Tableau technique du GBP/USD
Mercredi, le GBP/USD a gagné environ 0,6% et est repassé au-dessus de 1,3300, après avoir évolué une grande partie de la fin mars sous ce seuil. Il reste toutefois sous le sommet de janvier proche de 1,3850 et sous les moyennes mobiles exponentielles (MME) à 50 jours et 200 jours, situées autour de 1,3400 et 1,3350. (Une moyenne mobile exponentielle est un indicateur de tendance qui lisse les prix en donnant plus de poids aux données récentes.) Le rebond a suivi un point bas de mars proche de 1,3150, même si le RSI stochastique est revenu vers une zone dite de « surachat ». (Le RSI stochastique est un indicateur de momentum, c’est-à-dire de vitesse du mouvement des prix ; une zone de surachat signifie que la hausse peut s’essouffler.) Le gouverneur de la Banque d’Angleterre, Andrew Bailey, a déclaré que les marchés avaient intégré trop rapidement des hausses de taux et a rappelé que des signaux antérieurs pointaient plutôt vers une ou deux baisses de taux en 2026, avant la crise iranienne. Le dollar se renforce nettement avec la hausse des tensions géopolitiques au Moyen-Orient, ce qui a fait reculer le GBP/USD depuis la zone 1,3345 vers le milieu des 1,3200. Le durcissement du calendrier fixé par le président Trump vis-à-vis de l’Iran alimente un mouvement classique de « fuite vers les actifs refuges », favorable au dollar. (Une fuite vers les actifs refuges correspond à un repositionnement vers des actifs jugés plus sûrs en période d’incertitude.) La dynamique pourrait se prolonger tant que le risque de conflit autour du détroit d’Ormuz restera élevé. La volatilité de marché a fortement augmenté, l’indice Cboe de volatilité sur la livre sterling progressant de plus de 15% sur la semaine. (La volatilité mesure l’ampleur des variations de prix ; plus elle est élevée, plus les mouvements sont importants.) Les données sur les options confirment ce biais négatif : les « risk reversals » à un mois sur le GBP/USD sont tombés à -0,7, signalant une préférence marquée pour les options de vente. (Les options sont des contrats donnant le droit d’acheter ou de vendre un actif à un prix fixé ; une option de vente protège contre une baisse. Le risk reversal compare le coût des options d’achat et de vente : un niveau négatif montre une demande plus forte de protection contre une baisse de la livre.) Cela indique que les opérateurs paient plus cher pour se positionner sur un risque de baisse supplémentaire.Le biais de la BoE pèse sur la livre
Côté sterling, la Banque d’Angleterre renforce cette faiblesse.
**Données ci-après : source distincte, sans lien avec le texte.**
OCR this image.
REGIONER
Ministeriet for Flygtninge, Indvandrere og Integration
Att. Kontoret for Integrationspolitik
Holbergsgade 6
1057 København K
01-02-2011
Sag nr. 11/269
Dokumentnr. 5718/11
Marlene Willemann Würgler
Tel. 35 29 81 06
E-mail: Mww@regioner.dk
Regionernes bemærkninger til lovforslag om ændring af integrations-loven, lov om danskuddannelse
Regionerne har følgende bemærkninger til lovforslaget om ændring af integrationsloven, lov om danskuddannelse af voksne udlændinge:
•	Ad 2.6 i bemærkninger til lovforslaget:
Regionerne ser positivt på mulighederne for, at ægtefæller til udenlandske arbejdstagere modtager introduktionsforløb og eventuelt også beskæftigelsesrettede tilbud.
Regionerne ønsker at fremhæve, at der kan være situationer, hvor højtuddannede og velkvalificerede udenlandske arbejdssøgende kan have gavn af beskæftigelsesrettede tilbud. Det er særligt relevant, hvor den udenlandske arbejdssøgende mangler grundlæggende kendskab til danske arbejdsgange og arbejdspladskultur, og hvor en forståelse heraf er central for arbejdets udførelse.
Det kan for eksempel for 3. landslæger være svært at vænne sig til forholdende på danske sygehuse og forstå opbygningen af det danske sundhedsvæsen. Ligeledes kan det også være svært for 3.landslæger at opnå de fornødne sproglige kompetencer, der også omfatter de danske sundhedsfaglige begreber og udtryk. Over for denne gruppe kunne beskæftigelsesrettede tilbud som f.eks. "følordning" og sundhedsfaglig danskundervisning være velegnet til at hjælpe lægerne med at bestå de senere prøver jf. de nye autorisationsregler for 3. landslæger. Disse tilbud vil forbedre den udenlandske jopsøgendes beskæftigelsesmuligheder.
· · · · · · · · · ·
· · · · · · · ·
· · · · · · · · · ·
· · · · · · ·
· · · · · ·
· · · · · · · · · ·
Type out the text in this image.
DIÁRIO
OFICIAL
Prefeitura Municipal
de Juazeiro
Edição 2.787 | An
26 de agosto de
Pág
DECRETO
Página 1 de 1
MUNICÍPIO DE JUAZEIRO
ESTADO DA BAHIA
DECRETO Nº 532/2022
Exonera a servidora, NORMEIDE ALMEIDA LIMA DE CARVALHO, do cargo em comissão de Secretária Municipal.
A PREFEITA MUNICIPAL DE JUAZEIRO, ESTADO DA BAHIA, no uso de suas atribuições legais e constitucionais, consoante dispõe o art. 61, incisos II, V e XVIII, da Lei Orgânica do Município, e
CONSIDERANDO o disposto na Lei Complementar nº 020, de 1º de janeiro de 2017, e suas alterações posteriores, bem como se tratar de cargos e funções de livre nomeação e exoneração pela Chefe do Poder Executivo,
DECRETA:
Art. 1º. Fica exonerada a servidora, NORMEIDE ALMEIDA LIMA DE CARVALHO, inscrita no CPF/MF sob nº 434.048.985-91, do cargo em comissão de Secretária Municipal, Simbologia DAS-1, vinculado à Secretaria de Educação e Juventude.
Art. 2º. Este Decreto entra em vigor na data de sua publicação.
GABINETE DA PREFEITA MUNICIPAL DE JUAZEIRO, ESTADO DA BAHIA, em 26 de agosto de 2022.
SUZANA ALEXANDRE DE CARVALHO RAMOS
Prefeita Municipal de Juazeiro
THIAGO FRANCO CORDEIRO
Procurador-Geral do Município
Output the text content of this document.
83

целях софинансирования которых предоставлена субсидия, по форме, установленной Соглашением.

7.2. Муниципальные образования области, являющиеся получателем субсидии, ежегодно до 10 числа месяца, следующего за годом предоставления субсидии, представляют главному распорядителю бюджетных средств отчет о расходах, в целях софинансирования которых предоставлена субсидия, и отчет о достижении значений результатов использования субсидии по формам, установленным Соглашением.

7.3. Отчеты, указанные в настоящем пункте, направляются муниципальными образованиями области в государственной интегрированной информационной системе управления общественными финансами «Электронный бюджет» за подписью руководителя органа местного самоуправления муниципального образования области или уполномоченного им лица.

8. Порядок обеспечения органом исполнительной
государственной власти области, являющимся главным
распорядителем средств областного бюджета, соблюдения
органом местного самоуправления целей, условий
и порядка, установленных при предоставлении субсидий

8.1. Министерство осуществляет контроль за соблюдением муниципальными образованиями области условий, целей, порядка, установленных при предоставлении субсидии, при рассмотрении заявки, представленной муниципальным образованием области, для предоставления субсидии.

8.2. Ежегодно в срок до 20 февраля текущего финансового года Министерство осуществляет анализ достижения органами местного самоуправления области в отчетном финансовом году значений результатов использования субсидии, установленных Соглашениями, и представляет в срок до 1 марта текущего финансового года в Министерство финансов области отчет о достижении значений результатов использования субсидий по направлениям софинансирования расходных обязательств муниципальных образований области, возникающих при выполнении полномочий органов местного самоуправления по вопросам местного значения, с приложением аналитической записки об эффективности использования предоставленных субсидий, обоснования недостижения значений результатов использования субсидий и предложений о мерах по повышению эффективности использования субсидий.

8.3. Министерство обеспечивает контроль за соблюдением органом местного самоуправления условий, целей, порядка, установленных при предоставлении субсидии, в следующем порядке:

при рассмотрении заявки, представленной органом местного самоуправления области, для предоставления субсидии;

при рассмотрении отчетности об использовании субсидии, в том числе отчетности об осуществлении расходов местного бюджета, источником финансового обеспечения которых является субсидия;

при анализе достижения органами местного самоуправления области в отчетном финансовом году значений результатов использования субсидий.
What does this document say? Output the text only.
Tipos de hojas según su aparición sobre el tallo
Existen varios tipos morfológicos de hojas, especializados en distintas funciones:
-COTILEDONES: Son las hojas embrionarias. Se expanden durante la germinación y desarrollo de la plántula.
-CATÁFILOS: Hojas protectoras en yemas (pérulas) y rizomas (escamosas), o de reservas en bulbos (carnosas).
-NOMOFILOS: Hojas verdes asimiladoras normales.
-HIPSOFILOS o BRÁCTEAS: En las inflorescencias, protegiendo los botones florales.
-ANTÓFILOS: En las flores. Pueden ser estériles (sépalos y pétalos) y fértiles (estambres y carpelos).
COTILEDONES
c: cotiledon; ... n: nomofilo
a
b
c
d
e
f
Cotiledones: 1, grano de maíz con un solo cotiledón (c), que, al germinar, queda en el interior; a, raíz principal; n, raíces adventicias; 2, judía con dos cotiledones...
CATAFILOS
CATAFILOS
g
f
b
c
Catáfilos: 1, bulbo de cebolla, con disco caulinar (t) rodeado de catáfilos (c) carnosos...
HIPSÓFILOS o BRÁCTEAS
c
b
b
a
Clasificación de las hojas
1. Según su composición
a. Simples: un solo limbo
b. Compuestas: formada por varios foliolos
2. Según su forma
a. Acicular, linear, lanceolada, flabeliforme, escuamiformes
Les commentaires récents, jugés accommodants, du gouverneur Bailey ont été confortés par les derniers chiffres d’inflation britannique (CPI) publiés la semaine dernière : à 2,1%, ils sont ressortis légèrement sous les attentes. (Le CPI est l’indice des prix à la consommation, une mesure de l’inflation.) Cela laisse peu d’arguments à la banque centrale pour relever ses taux, ce qui accentue l’écart de politique monétaire avec les États-Unis. Ce schéma a déjà été observé, notamment lors des tensions au Moyen-Orient fin 2019, quand les flux vers les actifs refuges soutenaient régulièrement le dollar face aux autres monnaies. La situation actuelle semble similaire. La combinaison d’un dollar solide et d’une livre fragilisée rend un repli du GBP/USD plus probable. Dans ce contexte, des traders utilisant des produits dérivés peuvent envisager des options de vente sur GBP/USD pour viser une baisse potentielle tout en limitant le risque. (Un produit dérivé est un instrument dont la valeur dépend d’un actif sous-jacent, ici la paire de devises.) Des prix d’exercice sous le plus bas de mars à 1,3150, comme 1,3100 voire 1,3000, deviennent plus attractifs. (Le prix d’exercice est le niveau auquel l’option permet de vendre ; acheter une option définit une perte maximale, généralement la prime payée.) La volatilité élevée rend ces options plus coûteuses, mais elles offrent un risque plafonné dans un environnement incertain.